6. Il s'évince de ce qui précède que la capacité de remboursement de 400 € par mois retenue par le premier juge excède la capacité réelle de la débitrice telle qu'elle résulte des éléments soumis aux débats.
7. Compte tenu de la perte de son emploi, Madame [P] [L] dispose désormais d'une capacité maximale de 428,34 €, le minimum à laisser étant de 1.520,27 €, sa capacité de remboursement étant désormais de 262,53 €.
8. Il y a lieu, au regard de la nature des créances de Madame [P] [L], essentiellement composée de prêt à la consommation, de ses trois enfants à charge et de la précarité de sa situation de fixer sa capacité de remboursement à la somme de 200 €, de sorte que la décision du premier juge qui a, à juste titre, adopté un plan de rééchelonnement du passif, doit être infirmée.
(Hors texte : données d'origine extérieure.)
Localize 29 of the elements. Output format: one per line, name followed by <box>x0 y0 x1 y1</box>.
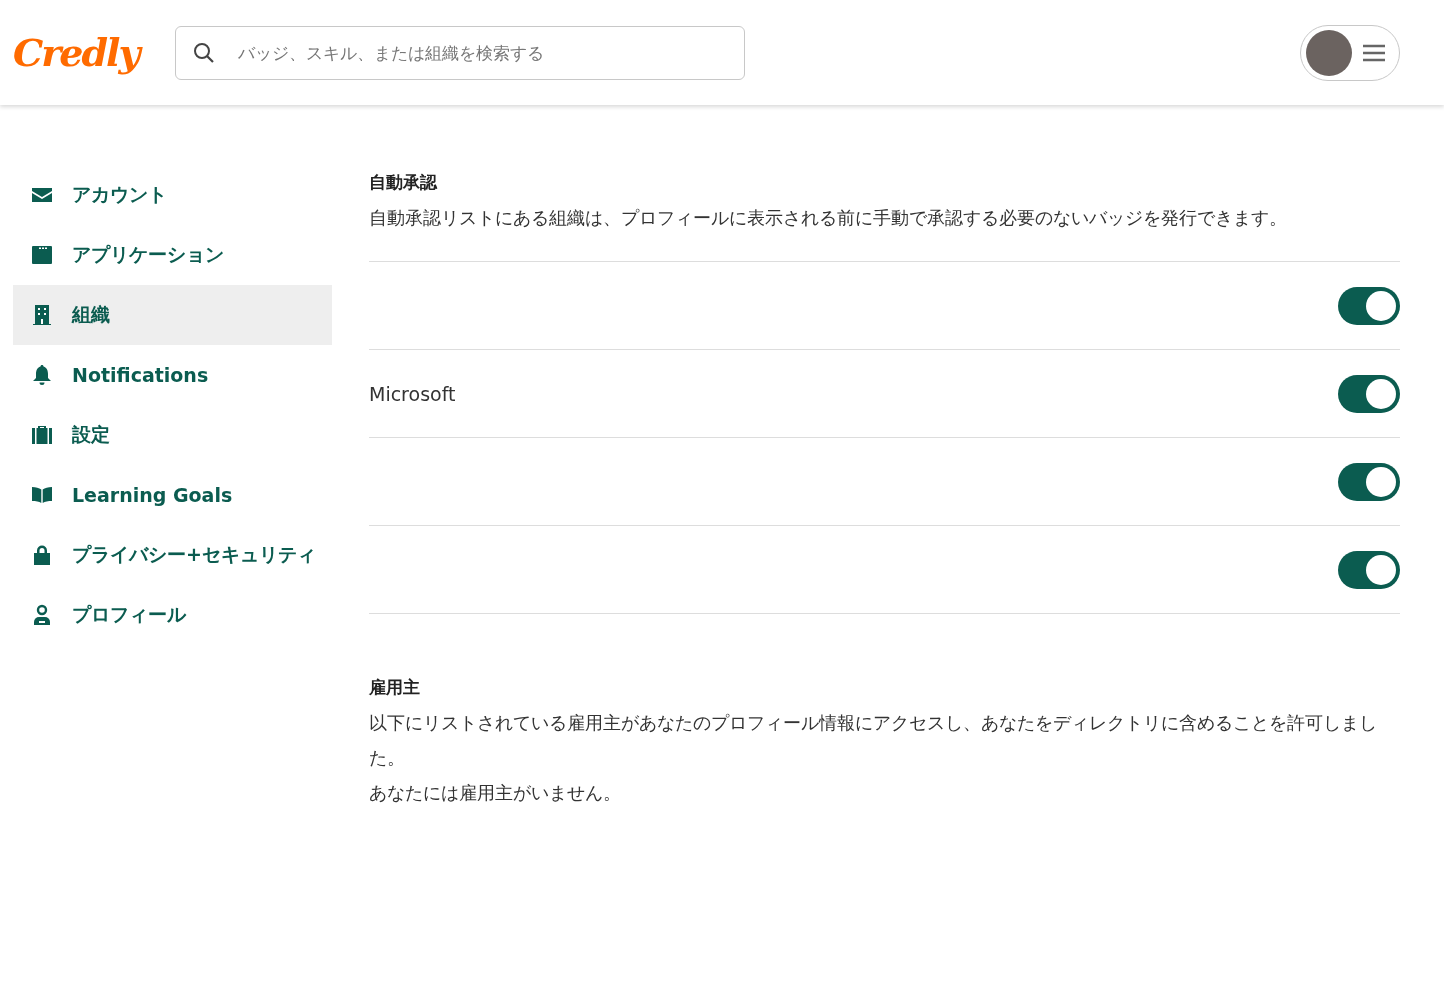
sidebar-item[interactable]: Learning Goals <box>13 465 332 525</box>
organization-name: Microsoft <box>369 382 456 405</box>
sidebar-item[interactable]: アプリケーション <box>13 225 332 285</box>
section-description: 自動承認リストにある組織は、プロフィールに表示される前に手動で承認する必要のないバッジを発行できます。 <box>369 206 1288 230</box>
window-icon <box>31 244 53 266</box>
search-field[interactable]: バッジ、スキル、または組織を検索する <box>174 25 745 80</box>
lock-icon <box>31 544 53 566</box>
sidebar-item[interactable]: アカウント <box>13 165 332 225</box>
sidebar-item[interactable]: 組織 <box>13 285 332 345</box>
menu-icon <box>1363 43 1385 62</box>
book-icon <box>31 484 53 506</box>
bell-icon <box>31 364 53 386</box>
sidebar-item[interactable]: プライバシー+セキュリティ <box>13 525 332 585</box>
empty-message: あなたには雇用主がいません。 <box>369 781 622 805</box>
section-title: 自動承認 <box>369 171 439 194</box>
sidebar-item[interactable]: Notifications <box>13 345 332 405</box>
avatar-photo-placeholder <box>1306 29 1352 76</box>
toggle-switch[interactable] <box>1338 374 1400 413</box>
briefcase-icon <box>31 424 53 446</box>
person-icon <box>31 604 53 626</box>
building-icon <box>31 304 53 326</box>
toggle-switch[interactable] <box>1338 462 1400 501</box>
toggle-switch[interactable] <box>1338 550 1400 589</box>
section-title: 雇用主 <box>369 676 421 699</box>
sidebar-item[interactable]: 設定 <box>13 405 332 465</box>
search-icon <box>192 41 215 64</box>
toggle-switch[interactable] <box>1338 286 1400 325</box>
sidebar-item[interactable]: プロフィール <box>13 585 332 645</box>
section-description: 以下にリストされている雇用主があなたのプロフィール情報にアクセスし、あなたをディレクトリに含めることを許可しました。 <box>369 711 1378 770</box>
9. Il s'ensuit qu'il y a lieu de substituer au plan d'apurement arrêté par le premier juge un plan d'apurement sur 84 mois sans frais ni intérêts suivant, le reste de la décision demeurant inchangée :
CRÉANCIERS De la première à la dernière mensualités
Dettes sur charges courantes
ENI service recouvrement 2,45 €
Dettes sur crédits à la consommation
FLOA Bank 20291722': 800,66 € 4,27 €
FLOA Bank 20041905:6001,41 € 32,04 €
CA consumer finance 81373049054': 28.714,05 € 153,27 €
CA Atlantique Vendée 33220706': 800 € 4,27 €
[21]': 400 € 2,14 €
Carrefour Banque 181100': 262,91 € 1,56 €
TOTAL 200,00 €
10. Les dépens resteront à la charge du Trésor Public.
PAR CES MOTIFS
La Cour,
Infirme la décision du juge des contentieux de la protection du tribunal judiciaire des Sables d'Olonne statuant en matière de surendettement en date du 07 octobre 2021 en ce qu'il a :
- Fixé la capacité de remboursement mensuelle de Madame [P] [L] à la somme de 400 €.
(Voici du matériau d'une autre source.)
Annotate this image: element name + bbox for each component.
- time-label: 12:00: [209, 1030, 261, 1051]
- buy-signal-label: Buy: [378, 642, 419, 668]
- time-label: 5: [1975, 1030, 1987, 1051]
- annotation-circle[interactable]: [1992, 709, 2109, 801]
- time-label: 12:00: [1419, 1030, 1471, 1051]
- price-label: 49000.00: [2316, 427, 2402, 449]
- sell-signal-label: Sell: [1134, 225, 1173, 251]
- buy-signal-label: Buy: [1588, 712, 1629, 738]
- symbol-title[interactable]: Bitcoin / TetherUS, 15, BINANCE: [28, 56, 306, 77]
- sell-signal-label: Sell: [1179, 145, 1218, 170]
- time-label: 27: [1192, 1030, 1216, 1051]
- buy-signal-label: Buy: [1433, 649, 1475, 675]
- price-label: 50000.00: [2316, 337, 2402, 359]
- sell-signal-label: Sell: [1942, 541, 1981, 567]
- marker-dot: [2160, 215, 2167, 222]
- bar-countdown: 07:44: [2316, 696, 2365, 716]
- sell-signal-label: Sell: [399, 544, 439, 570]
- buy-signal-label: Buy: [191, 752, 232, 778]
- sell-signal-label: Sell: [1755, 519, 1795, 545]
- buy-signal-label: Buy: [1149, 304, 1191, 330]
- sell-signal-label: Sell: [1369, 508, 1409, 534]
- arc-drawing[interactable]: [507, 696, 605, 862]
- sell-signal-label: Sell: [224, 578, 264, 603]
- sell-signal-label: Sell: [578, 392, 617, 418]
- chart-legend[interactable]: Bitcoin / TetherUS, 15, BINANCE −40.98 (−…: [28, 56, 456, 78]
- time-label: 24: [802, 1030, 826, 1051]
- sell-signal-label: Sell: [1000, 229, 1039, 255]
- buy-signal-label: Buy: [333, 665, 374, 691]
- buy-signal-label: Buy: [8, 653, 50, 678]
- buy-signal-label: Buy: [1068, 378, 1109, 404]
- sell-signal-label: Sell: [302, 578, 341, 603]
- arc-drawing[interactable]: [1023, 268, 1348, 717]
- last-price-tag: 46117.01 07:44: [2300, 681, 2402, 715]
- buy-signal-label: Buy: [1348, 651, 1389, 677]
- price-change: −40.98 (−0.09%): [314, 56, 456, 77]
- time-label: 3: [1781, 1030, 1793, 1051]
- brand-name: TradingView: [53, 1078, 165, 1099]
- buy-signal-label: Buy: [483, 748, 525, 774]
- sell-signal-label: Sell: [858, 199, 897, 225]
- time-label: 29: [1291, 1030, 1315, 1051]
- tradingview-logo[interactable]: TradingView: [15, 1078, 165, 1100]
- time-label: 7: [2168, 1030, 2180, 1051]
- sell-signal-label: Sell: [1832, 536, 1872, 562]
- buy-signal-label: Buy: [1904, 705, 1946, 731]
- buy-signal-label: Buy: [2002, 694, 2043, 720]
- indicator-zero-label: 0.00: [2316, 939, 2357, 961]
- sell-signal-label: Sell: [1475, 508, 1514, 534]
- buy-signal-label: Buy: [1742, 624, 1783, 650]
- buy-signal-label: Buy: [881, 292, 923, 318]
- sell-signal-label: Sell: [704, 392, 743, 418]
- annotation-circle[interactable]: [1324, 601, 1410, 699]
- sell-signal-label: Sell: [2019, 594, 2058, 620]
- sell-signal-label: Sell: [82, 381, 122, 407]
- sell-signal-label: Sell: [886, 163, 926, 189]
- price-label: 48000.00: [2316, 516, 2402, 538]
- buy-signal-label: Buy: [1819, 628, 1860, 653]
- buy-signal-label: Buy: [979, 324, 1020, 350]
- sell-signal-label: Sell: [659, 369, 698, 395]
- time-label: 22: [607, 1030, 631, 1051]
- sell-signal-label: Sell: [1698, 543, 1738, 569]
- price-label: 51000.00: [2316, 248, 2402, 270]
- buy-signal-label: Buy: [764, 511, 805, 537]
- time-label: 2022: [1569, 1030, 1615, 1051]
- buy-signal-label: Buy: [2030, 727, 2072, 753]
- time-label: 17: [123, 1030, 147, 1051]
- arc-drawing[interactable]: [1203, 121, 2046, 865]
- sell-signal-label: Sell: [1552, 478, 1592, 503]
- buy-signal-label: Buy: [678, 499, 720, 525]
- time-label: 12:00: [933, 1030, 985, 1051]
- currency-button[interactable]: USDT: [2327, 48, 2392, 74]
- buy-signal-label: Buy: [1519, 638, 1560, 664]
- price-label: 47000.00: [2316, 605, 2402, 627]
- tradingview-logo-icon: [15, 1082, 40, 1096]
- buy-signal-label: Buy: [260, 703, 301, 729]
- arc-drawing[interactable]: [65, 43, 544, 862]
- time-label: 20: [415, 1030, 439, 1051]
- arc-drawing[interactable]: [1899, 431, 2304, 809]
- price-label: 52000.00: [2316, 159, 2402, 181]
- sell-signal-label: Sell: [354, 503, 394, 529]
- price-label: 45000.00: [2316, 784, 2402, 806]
- Arrêté un plan tenant compte de cette capacité de remboursement.
Statuant à nouveau,
Fixe la capacité mensuelle de remboursement de Madame [P] [L] à la somme de 200€,
Arrête le plan d'apurement suivant sur 84 mois, sans frais ni intérêts :
CRÉANCIERS De la première à la dernière mensualités
Dettes sur charges courantes
ENI service recouvrement 2,45 €
Dettes sur crédits à la consommation
FLOA Bank 20291722': 800,66 € 4,27 €
FLOA Bank 20041905:6001,41 € 32,04 €
CA consumer finance 81373049054': 28.714,05 € 153,27 €
CA Atlantique Vendée 33220706': 800 € 4,27 €
[21]': 400 € 2,14 €
Carrefour Banque 181100': 262,91 € 1,56 €
TOTAL 200,00 €
Dit que ce plan commencera s'appliquer à compter du mois de décembre 2022,
Y ajoutant,
Laisse les dépens à la charge de l'Etat.